Сердце Дэвида снова сжал болевой спазм.

– О нём всё это время… ничего не было слышно?

Франклин отвёл взгляд.

– Ты ведь слышал, думаю… Они считаются пропавшими без вести – чтобы не произносить бесповоротно страшных слов. Хотя это было бы честнее, наверное. Их корабль ушёл к границе исследованного мира… Это было безрассудство, конечно, и сейчас думается – им должны были отдать приказ возвращаться. Но кто мог решить так тогда? Спасти безрассудных детей, предотвратить скандал между мирами… Жаль, что не получилось. Знал бы ты, как эти лорканцы выступали, спасибо бракири, что как-то их утихомирили…

Слова застряли комом в горле. Никто не верит, что они ещё живы… А он? Палец скользнул по холодному металлу кольца, и Дэвид проглотил эти слова. Правильно и уместно сказать Офелии, что он верит вместе с нею. Верит, а не знает. О странных, безумных снах, о зеркальном коридоре ледяного мрака он ей сказать не может. Непроизнесённое чёрной тенью шло за ними по коридору, дробясь беззвучным эхом между гладких светлых стен, окутывало их единым шлейфом безмолвия – не для всего существуют слова, нет, не для всего…

В палате витал едва уловимый цветочно-травяной запах, светло-зелёные конусы двух светильников источали мягкий свет, сливавшийся на кровати – земной, горизонтальной, где сидела, подобрав ноги, она – такая непостижимо крохотная, хрупкая, даже в большей степени, чем спящий на её руках ребёнок. На стуле рядом дремала Мисси – удивительно, как она умудрялась это делать, при том, что стул не имел спинки.

– Офелия… – от волнения его голос дрожал, – здравствуйте, Офелия. Я Дэвид.

Её взгляд, метнувшийся к нему, вспыхнул радостью, лицо расцвело улыбкой.

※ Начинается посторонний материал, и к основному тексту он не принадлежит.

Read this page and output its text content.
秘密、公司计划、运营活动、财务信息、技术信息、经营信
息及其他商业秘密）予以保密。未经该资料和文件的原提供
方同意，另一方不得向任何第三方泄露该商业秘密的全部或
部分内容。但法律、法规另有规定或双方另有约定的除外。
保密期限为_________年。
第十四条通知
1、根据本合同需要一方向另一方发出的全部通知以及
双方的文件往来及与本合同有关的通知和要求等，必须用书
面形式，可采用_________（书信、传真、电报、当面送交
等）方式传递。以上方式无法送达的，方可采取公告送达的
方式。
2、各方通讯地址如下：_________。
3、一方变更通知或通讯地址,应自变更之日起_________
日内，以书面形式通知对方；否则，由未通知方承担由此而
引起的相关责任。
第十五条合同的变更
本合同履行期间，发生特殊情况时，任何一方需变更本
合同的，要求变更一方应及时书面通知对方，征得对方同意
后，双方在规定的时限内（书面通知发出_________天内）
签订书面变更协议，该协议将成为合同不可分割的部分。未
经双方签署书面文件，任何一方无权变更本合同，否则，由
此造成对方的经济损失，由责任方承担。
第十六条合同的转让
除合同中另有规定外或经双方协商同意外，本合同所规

– Дэвид… Андо столько рассказывал о вас. Если б я не видела вас в его мыслях, я б никогда не смогла вас представить. Простите, я… Я знаю, что это глупо, но мне неловко, вы… и не только вы… приходите меня навестить, в то время как у вас… не очень удачное время, чтобы выдавливать из себя улыбки и поздравлять кого-то.

– Андо… не смог быть сейчас здесь, это не его вина, не его воля. Но где бы он ни был сейчас, пусть он почувствует тепло этого момента, ему очень нужна эта поддержка…

Улыбающаяся Офелия осторожно переложила ребёнка в руки Дэвида.

«Андо, если ты меня слышишь… Через мои руки, ты ведь можешь это чувствовать? Это ты должен был стоять на этом месте… Я стою вместо тебя, и если мы действительно всё это время делили и восторг, и боль…»

Только зыбкий отзвук, как расходящиеся по тёмной воде круги…

– Знаешь, Дэвид, парень ты, конечно, хороший, – Франклин шутливо подставил ладони, якобы чтобы поймать младенца, – но к отцовству, прими уж мой вердикт, категорически не готов. Не мне, конечно, такое говорить, я-то пелёночно-позгузничного периода удачливо сумел избежать… Правда, у меня ещё есть шанс наверстать упущенное, со мной месяц назад Шон связывался, сказал, они с женой выгревают первое яйцо… Ну, энфили же тоже яйцекладущие… Я – будущий дед… Дед – яйца! С ума можно сойти… Ладно, Дэвид, думаю, вам найдётся, о чём побеседовать, а я должен ещё заглянуть к Лаисе…

– Ну, пойду и я Лаису проведаю, – поднялась со своего стула Мисси, – как доктор пустит, конечно. А то, может, и на маленького взглянуть даст. Богатырь, говорят, родился!

Лаиса, хоть и была ещё очень слаба телом, была бодра духом.

– Да когда его принесут уже, а? я, конечно, понимаю, на него там, наверное, весь персонал сбежался глазеть, и все больные, которые ходячие… Шутка ли, гибрид центаврианина с человеком… Я их понимаю, я б вот и сама посмотрела! В процессе-то, как-то, не до того было… Четыре килограмма! Четыре килограмма, Мисси! Где во мне поместилось-то столько… Доктор, ну не томите матери душу! И вообще, его кормить ещё не пора? Господи, я и во сне не видела, что кормить ребёнка буду…

В дверь, последовательно, просунулись головы Крисанто и К’Лана, затем оба букета. Зрелище было до того умильное, что Мисси покатилась со смеху.

– Чую, и отсюда скоро выкатываться надо будет, не протолкнуться в палате.

– Молодые люди, вы, может, подождёте с изъявлениями восторга?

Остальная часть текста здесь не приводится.